Corona, alle anderen Wellen: scheiße, doch nicht

Für all das, was dann folgte, gibt es im Deutschen das perfekte Wort: tja.
Deutschland war sehr schnell nicht mehr Weltspitze bei niedrigen Infektionszahlen und das Virus legte gnadenlos alles offen, worin wir nicht und auch nicht mehr gut waren.
Beispiel Digitalisierung: Während in vielen asiatischen Ländern erfolgreich Apps für das Pandemiemanagement eingesetzt wurden, waren deutsche Gesundheitsämter mit ihren Faxgeräten schnell am Limit. Dazu dauerte es gefühlt ewig, bis auch Deutschland eine Corona-App hatte. Der Grund: Datenschutz. Tja.

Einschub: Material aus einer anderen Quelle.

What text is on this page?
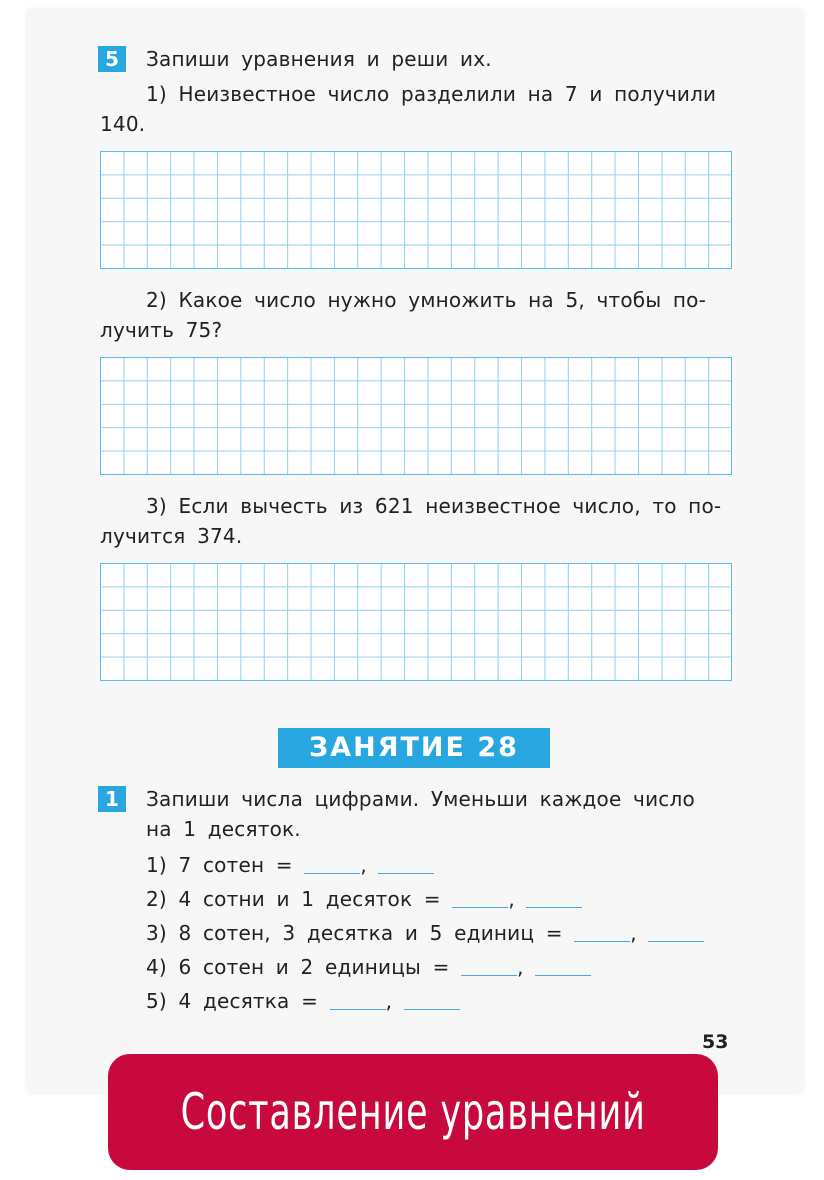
5	Запиши уравнения и реши их.
1) Неизвестное число разделили на 7 и получили
140.
2) Какое число нужно умножить на 5, чтобы по-
лучить 75?
3) Если вычесть из 621 неизвестное число, то по-
лучится 374.
ЗАНЯТИЕ 28
1	Запиши числа цифрами. Уменьши каждое число
на 1 десяток.
1) 7 сотен =	,
2) 4 сотни и 1 десяток =	,
3) 8 сотен, 3 десятка и 5 единиц =	,
4) 6 сотен и 2 единицы =	,
5) 4 десятка =	,
53
Составление уравнений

Auch lustig: Es gab auch einige afrikanische Länder, die das digitale Auswerten der Fallzahlen besser hinbekamen als deutsche Gesundheitsämter. Mit einer Software aus Deutschland. Tja.

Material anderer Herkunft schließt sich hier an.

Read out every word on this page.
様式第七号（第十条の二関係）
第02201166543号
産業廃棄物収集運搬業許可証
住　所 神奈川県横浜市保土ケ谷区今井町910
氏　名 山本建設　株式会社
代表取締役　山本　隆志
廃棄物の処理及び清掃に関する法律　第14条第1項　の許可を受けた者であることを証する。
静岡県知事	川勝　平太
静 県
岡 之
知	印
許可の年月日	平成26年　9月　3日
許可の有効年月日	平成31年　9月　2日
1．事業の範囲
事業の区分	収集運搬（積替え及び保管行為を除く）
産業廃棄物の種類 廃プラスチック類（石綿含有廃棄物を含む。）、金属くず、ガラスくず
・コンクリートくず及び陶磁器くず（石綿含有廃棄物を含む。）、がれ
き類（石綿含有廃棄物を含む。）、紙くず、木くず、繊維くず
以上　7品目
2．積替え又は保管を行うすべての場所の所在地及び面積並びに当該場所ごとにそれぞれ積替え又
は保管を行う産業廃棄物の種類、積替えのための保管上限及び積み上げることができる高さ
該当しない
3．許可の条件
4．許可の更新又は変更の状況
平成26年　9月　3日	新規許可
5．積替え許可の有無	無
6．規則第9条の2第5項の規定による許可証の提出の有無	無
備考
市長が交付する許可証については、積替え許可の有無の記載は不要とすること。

Beispiel Organisationsstärke: Die Bundesregierung hat es damals nicht geschafft, rechtzeitig genügend Schutzmasken für die Bevölkerung zu beschaffen. Andere Länder, wie die USA, sind damals bei der Beschaffung planvoller und robuster vorgegangen als Deutschland. Das Ergebnis: Deutschland hat für zu wenig Masken viel zu viel Geld bezahlt. Tja.

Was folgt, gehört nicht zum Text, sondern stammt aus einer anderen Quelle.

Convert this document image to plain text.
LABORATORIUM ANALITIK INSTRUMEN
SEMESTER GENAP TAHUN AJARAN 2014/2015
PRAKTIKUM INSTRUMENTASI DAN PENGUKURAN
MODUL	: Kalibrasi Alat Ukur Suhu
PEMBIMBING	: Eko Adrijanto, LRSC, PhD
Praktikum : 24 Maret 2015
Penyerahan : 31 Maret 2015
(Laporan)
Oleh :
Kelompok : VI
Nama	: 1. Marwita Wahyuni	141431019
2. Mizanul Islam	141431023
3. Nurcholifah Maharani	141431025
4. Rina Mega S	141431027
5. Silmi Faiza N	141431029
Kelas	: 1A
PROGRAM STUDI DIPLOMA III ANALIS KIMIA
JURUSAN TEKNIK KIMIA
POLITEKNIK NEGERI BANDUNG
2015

Überhaupt hat der Markenwert „Organisationsstärke“ in der Pandemie mit am meisten gelitten. Nachdem Deutschland die Maskenknappheit überwunden hatte, hatten wir bald das nächste Versorgungsproblem: Impfstoff. Wenn man mal obskuren Pillepalle wie den russischen „Impfstoff“ Sputnik außen vor lässt, war Comirnaty von BionTech aus Mainz und dem US-Pharmakonzern Pfizer Ende 2020 der erste Impfstoff gegen Corona, der wirklich funktioniert hat. Ähnlich wie schon bei den Masken hatte auch beim Impfstoff das Bundesgesundheitsministerium eine frühzeitige, flächendeckende Versorgung mit dem Impfstoff nicht sicherstellen können, weil andere Länder klügere Verträge mit den Herstellern ausgehandelt hatten. Während also in den USA, Großbritannien und Israel alle fröhlich ge- impft wurden, wurden bei uns Rangfolgen eingeführt, wer zuerst geimpft werden durfte. Tja. Tja. Tja.

 

Das ist das Ende: die Fußball-WMs in Russland und Katar

Organisationsstärke? Können wir durchstreichen. Ehrliche Produkte mit Ingenieurshöchstleistungen aus Deutschland? Schwer beschädigt. Immerhin bleibt uns der Fußball. Da sind wir wenigstens noch absolute Weltspitze.
Kleiner Spaß. Das ist natürlich auch vorbei. Sowohl 2018 als auch 2022 scheidet die deutsche National- elf so sang- und klanglos wie peinlich in der Vorrunde gegen Fußballgroßmächte wie Mexiko oder Japan aus. Und wenn man die letzten Leistungen betrachtet, sieht es für die EM 2024 in Deutschland nicht wirklich gut aus.
Allerdings gab es diese Situation auch fast genauso vor der WM 2006, als die Bild noch kurz vor dem Turnier eine Wut-Kampagne gegen „Grinsi-Klinsi“ fuhr und attestierte: „Unser Fußball ist nur noch zum Weinen.“
Was dann geschah, war der Anfang eines neuen Deutschlands. Vielleicht schaffen wir es ja noch mal. Und passen dann besser auf unsere Marke auf.